When people talk about e‑commerce, the reflex is often “fewer humans, more automation.” In B2B the reality is much more field‑tested. According to Fabien Prêtre, founder of Fulfiller, the French B2B e‑commerce market tops €400 billion (FEVAD 2024). His hypothesis: if 25% of that volume shifts to high‑performance digital platforms, it unlocks €100 billion of activity. Using an operational ratio presented as “inelastic” — one customer‑support job per €1M of additional revenue — you reach roughly 100,000 direct jobs.
Behind the headline number lies a practical lesson for SME leaders and IT executives: in B2B, digital sales don’t eliminate advice; they make it scalable. This isn’t mass‑production automation — it’s digital craftsmanship: scaling expert guidance without diluting quality.
The SME Opportunity: sell more — assuming the phone isn’t going away
The most interesting part of Fulfiller’s analysis isn’t the 100,000 figure. It’s the “why.” The report notes that 42% of B2B buyers still use phone or email during their buying journey. At Fulfiller, one in two orders requires an oral exchange. It makes sense: B2B purchases carry budgets, responsibility, and often technical or regulatory constraints. You don’t click “buy” the same way you do for a pair of sneakers.
For an SME, that opens a highly profitable strategy:
- Digitalize the portal (catalog, product configuration, quotes, replenishment, tracking) to capture demand and accelerate the sales cycle.
- Strengthen expert support (technical, logistics, domain consulting) to convert complex carts and reduce costly errors.
- Turn support into a profit center: the smoother the purchase, the more qualified demand you generate — and the more your advisors become a sales lever.
In short: digitalization is not a disguised redundancy plan. It amplifies volume and, mechanically, creates a need for structured customer relationships.

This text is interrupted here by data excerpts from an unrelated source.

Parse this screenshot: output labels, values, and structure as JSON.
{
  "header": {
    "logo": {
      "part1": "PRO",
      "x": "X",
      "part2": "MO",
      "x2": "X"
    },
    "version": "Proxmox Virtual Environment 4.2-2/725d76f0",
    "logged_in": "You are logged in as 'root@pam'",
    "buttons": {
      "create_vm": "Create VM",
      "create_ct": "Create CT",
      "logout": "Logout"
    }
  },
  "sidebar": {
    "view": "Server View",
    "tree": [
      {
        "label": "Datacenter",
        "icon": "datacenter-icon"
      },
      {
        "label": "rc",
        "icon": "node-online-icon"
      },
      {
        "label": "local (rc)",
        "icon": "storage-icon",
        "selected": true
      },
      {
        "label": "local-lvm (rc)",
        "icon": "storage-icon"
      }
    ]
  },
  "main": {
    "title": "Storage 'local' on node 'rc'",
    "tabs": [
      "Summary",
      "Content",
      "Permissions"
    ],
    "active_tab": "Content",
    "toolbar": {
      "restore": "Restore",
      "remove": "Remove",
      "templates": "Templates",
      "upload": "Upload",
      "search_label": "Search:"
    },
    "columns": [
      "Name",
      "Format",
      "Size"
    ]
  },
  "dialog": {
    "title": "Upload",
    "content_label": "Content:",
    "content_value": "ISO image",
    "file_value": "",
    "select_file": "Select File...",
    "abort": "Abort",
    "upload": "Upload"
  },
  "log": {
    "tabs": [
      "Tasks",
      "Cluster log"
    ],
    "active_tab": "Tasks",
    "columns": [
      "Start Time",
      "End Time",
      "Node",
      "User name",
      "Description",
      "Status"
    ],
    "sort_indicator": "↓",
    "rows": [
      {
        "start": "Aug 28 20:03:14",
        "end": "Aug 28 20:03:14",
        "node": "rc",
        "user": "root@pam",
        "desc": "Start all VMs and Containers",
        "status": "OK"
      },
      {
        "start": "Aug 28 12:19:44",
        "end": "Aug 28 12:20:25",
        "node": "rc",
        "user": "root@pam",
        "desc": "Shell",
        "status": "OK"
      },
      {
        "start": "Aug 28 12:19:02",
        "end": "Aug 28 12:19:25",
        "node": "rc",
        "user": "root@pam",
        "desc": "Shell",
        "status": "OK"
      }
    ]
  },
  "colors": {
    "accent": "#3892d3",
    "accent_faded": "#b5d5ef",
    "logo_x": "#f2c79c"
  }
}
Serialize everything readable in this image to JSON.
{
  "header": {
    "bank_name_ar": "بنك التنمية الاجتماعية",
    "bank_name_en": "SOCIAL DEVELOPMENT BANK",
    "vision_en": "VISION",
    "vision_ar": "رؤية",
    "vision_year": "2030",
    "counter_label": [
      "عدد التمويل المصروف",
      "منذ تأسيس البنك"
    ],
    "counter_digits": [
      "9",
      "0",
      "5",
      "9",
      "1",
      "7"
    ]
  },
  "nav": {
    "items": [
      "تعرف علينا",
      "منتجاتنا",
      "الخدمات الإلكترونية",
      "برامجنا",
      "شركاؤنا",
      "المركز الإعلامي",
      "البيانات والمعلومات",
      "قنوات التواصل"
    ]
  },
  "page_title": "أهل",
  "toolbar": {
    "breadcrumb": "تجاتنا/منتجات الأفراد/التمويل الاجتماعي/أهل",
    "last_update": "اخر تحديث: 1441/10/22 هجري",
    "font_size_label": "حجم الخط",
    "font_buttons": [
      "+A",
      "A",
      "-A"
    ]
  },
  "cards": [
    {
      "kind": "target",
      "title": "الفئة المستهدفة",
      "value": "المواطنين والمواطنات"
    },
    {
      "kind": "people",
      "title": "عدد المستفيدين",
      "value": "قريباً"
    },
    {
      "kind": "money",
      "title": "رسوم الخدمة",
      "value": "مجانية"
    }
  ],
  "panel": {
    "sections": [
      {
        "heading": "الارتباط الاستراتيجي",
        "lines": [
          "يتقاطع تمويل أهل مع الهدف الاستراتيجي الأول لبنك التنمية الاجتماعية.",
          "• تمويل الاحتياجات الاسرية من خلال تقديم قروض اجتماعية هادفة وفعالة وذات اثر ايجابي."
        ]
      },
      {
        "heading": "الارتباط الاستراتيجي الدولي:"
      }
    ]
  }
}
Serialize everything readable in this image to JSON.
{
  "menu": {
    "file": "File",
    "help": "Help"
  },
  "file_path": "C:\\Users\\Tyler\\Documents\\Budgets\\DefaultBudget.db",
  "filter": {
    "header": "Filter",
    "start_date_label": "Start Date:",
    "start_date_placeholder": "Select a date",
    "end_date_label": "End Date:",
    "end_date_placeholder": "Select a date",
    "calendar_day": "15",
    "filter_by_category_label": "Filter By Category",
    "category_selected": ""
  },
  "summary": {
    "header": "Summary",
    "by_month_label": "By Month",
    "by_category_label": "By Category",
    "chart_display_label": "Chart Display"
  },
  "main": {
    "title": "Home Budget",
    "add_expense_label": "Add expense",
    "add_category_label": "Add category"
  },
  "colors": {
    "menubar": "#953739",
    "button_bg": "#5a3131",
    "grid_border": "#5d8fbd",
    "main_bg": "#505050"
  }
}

The Caveats: attractive numbers, but the model isn’t universal
Before you base a business plan on “100,000 jobs,” keep three caveats in mind.
- The 1 job / €1M revenue ratio is presented as non‑compressible, but it comes from one operator’s experience (Fulfiller, an online print business). There’s no guarantee this ratio holds across manufacturing, technical distribution, healthcare, or services.
- The 25% shift assumption lacks justification. Some sectors are already digital; others remain deeply relationship‑driven (where the platform is an assistive tool, not the primary channel).
- No timeline: over how many years would these jobs appear? 2 years? 10 years? Without a horizon, the projection signals a trend, not a forecast.
The right takeaway for an SME: don’t take the headline literally — take the mechanism. If you streamline ordering, you’ll attract more volume. If your offering is complex, that volume will demand competent support, not just a chatbot.
Conclusion
Winning in B2B e‑commerce isn’t just about a “pretty platform.” It’s a two‑part craft: a solid digital experience plus humans who secure the purchase. For leaders the implication is clear: invest in digital — yes — but accept that specialized customer support becomes a strategic building block (budget, hiring, organization), not a variable to trim.